Лапушкин усмехнулся про себя и бросил беглый взгляд на рундук.
— Какого хрена ты нас про тротил раньше не предупредил?! — озлился Засолов.
— Сам только что узнал. Один дружбан по мобиле позвонил. Дал наводку.
— А когда рванет?
— У танцоров, мать их так, на десять салют запланирован. Фейерверк. Подходящий момент. — Стах взглянул на морской хронометр, висящий на стене каюты. Все остальные тоже уставились на круглый циферблат. Часы показывали двадцать пятьдесят пять.

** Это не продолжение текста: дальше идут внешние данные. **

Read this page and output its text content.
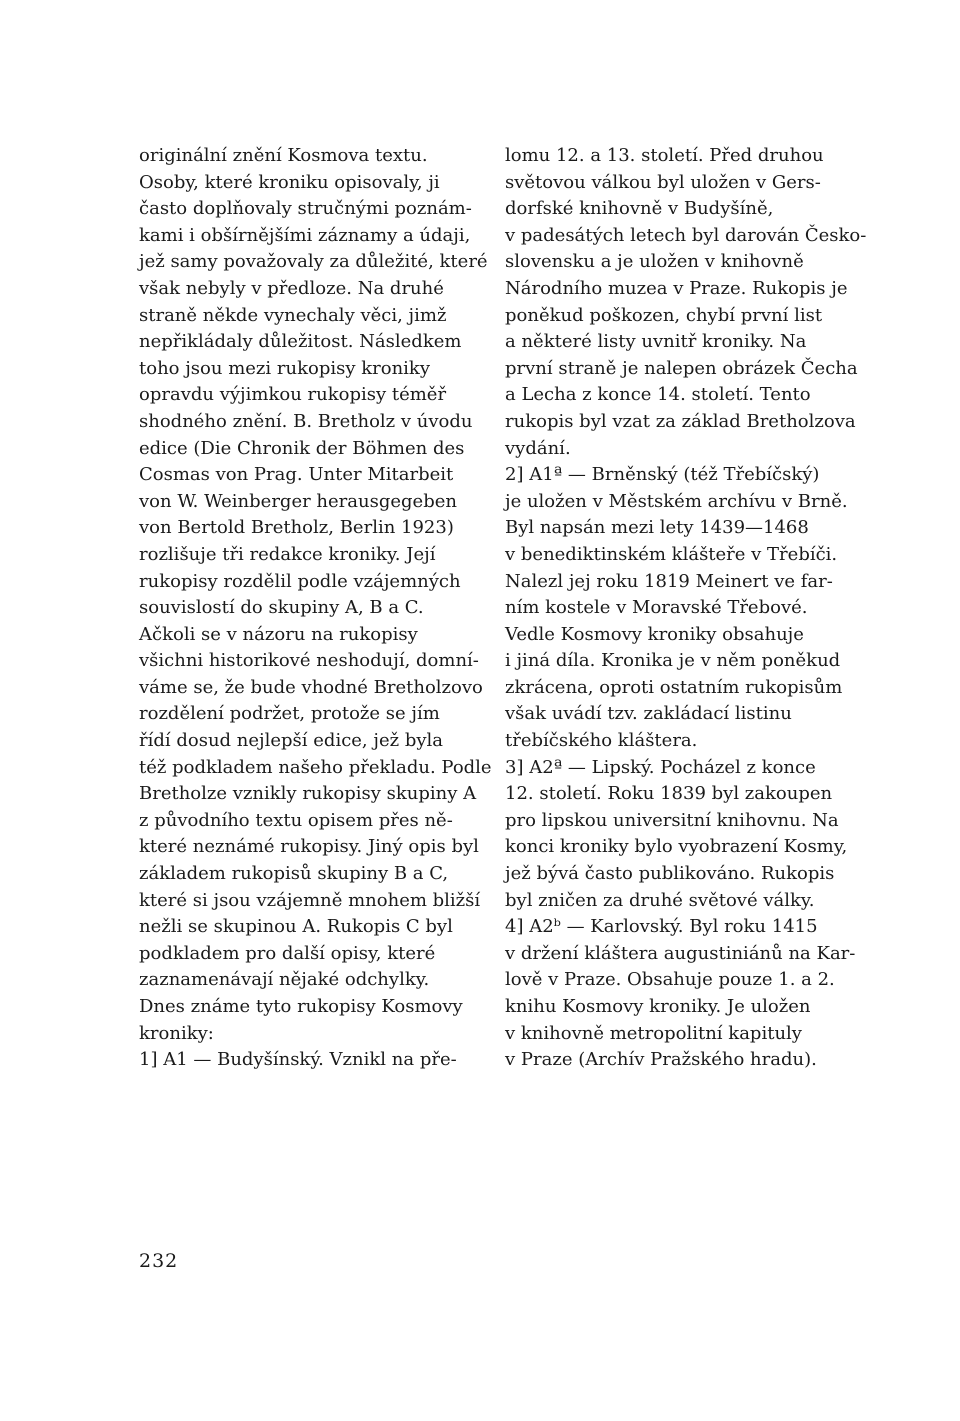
originální znění Kosmova textu.
Osoby, které kroniku opisovaly, ji
často doplňovaly stručnými poznám-
kami i obšírnějšími záznamy a údaji,
jež samy považovaly za důležité, které
však nebyly v předloze. Na druhé
straně někde vynechaly věci, jimž
nepřikládaly důležitost. Následkem
toho jsou mezi rukopisy kroniky
opravdu výjimkou rukopisy téměř
shodného znění. B. Bretholz v úvodu
edice (Die Chronik der Böhmen des
Cosmas von Prag. Unter Mitarbeit
von W. Weinberger herausgegeben
von Bertold Bretholz, Berlin 1923)
rozlišuje tři redakce kroniky. Její
rukopisy rozdělil podle vzájemných
souvislostí do skupiny A, B a C.
Ačkoli se v názoru na rukopisy
všichni historikové neshodují, domní-
váme se, že bude vhodné Bretholzovo
rozdělení podržet, protože se jím
řídí dosud nejlepší edice, jež byla
též podkladem našeho překladu. Podle
Bretholze vznikly rukopisy skupiny A
z původního textu opisem přes ně-
které neznámé rukopisy. Jiný opis byl
základem rukopisů skupiny B a C,
které si jsou vzájemně mnohem bližší
nežli se skupinou A. Rukopis C byl
podkladem pro další opisy, které
zaznamenávají nějaké odchylky.
Dnes známe tyto rukopisy Kosmovy
kroniky:
1] A1 — Budyšínský. Vznikl na pře-
lomu 12. a 13. století. Před druhou
světovou válkou byl uložen v Gers-
dorfské knihovně v Budyšíně,
v padesátých letech byl darován Česko-
slovensku a je uložen v knihovně
Národního muzea v Praze. Rukopis je
poněkud poškozen, chybí první list
a některé listy uvnitř kroniky. Na
první straně je nalepen obrázek Čecha
a Lecha z konce 14. století. Tento
rukopis byl vzat za základ Bretholzova
vydání.
2] A1ª — Brněnský (též Třebíčský)
je uložen v Městském archívu v Brně.
Byl napsán mezi lety 1439—1468
v benediktinském klášteře v Třebíči.
Nalezl jej roku 1819 Meinert ve far-
ním kostele v Moravské Třebové.
Vedle Kosmovy kroniky obsahuje
i jiná díla. Kronika je v něm poněkud
zkrácena, oproti ostatním rukopisům
však uvádí tzv. zakládací listinu
třebíčského kláštera.
3] A2ª — Lipský. Pocházel z konce
12. století. Roku 1839 byl zakoupen
pro lipskou universitní knihovnu. Na
konci kroniky bylo vyobrazení Kosmy,
jež bývá často publikováno. Rukopis
byl zničen za druhé světové války.
4] A2ᵇ — Karlovský. Byl roku 1415
v držení kláštera augustiniánů na Kar-
lově v Praze. Obsahuje pouze 1. a 2.
knihu Kosmovy kroniky. Je uložen
v knihovně metropolitní kapituly
v Praze (Archív Pražského hradu).
232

— Хватит нам времени, чтобы этих топ-менеджеров ошкурить, — весело прокомментировал ситуацию Лапушкин.
— Как поступим, братаны? — обвел пытливым взглядом свою бригаду Макаркин. — Идем на абордаж?
Все согласно закивали головами.
А молодой отморозок Василий Засолов, он же Виктор де Жорж, прошептал, покачав бритой головой:
— Ради бабок и бабы всю свою шоблу в расход пустить?! Круто.
НА АБОРДАЖ!
К теплоходу яхта причалила с выключенным мотором. Один за другим выпрыгивали налетчики на крошечную платформу и сразу же, стараясь не стучать ботинками, стремительно взбегали по трапу вверх. Красный свет фонаря, падая на вязаные черные шапочки с прорезями для глаз, придавал браткам Макаркина нереальный облик выходцев из ада. В какое-то мгновение у Стаха мелькнула мысль: как бы этот чертов трап не оборвался под нашей кодлой! Но он тут же забыл об этом, выскочив на палубу.
…С трех точек уже велась съемка танцующей массовки, и теплоход был залит светом юпитеров.
«Иллюминация, как на зоне во время тревоги, — подумал Макаркин и поднял ствол калаша, увидев направленный на него объектив бетамакса. — Развлекаются, суки!»
Во время налетов Макаркин никогда не «брал публику на горло», не палил во все стороны. Говорил просто и доходчиво: «Всем лечь на пол». И его тихий, с хрипотцой голос, пробирал до самых печенок. Все ложились.
Но попробуй сказать доходчивые слова, если оркестр играет модную попсу? И на палубе никакой паники, как будто братки с автоматами всего лишь приглашенные на светскую тусовку певцы группы «Хор Турецкого», вырядившиеся в черные шапочки с прорезями для глаз.
Оркестр наконец смолк. Массовка, словно завороженная, с изумлением смотрела на Макаркина, все еще надеясь, что этот человек сорвет с лица шапочку — как было предусмотрено сценарием — и окажется всего-навсего Владиком Гарденским.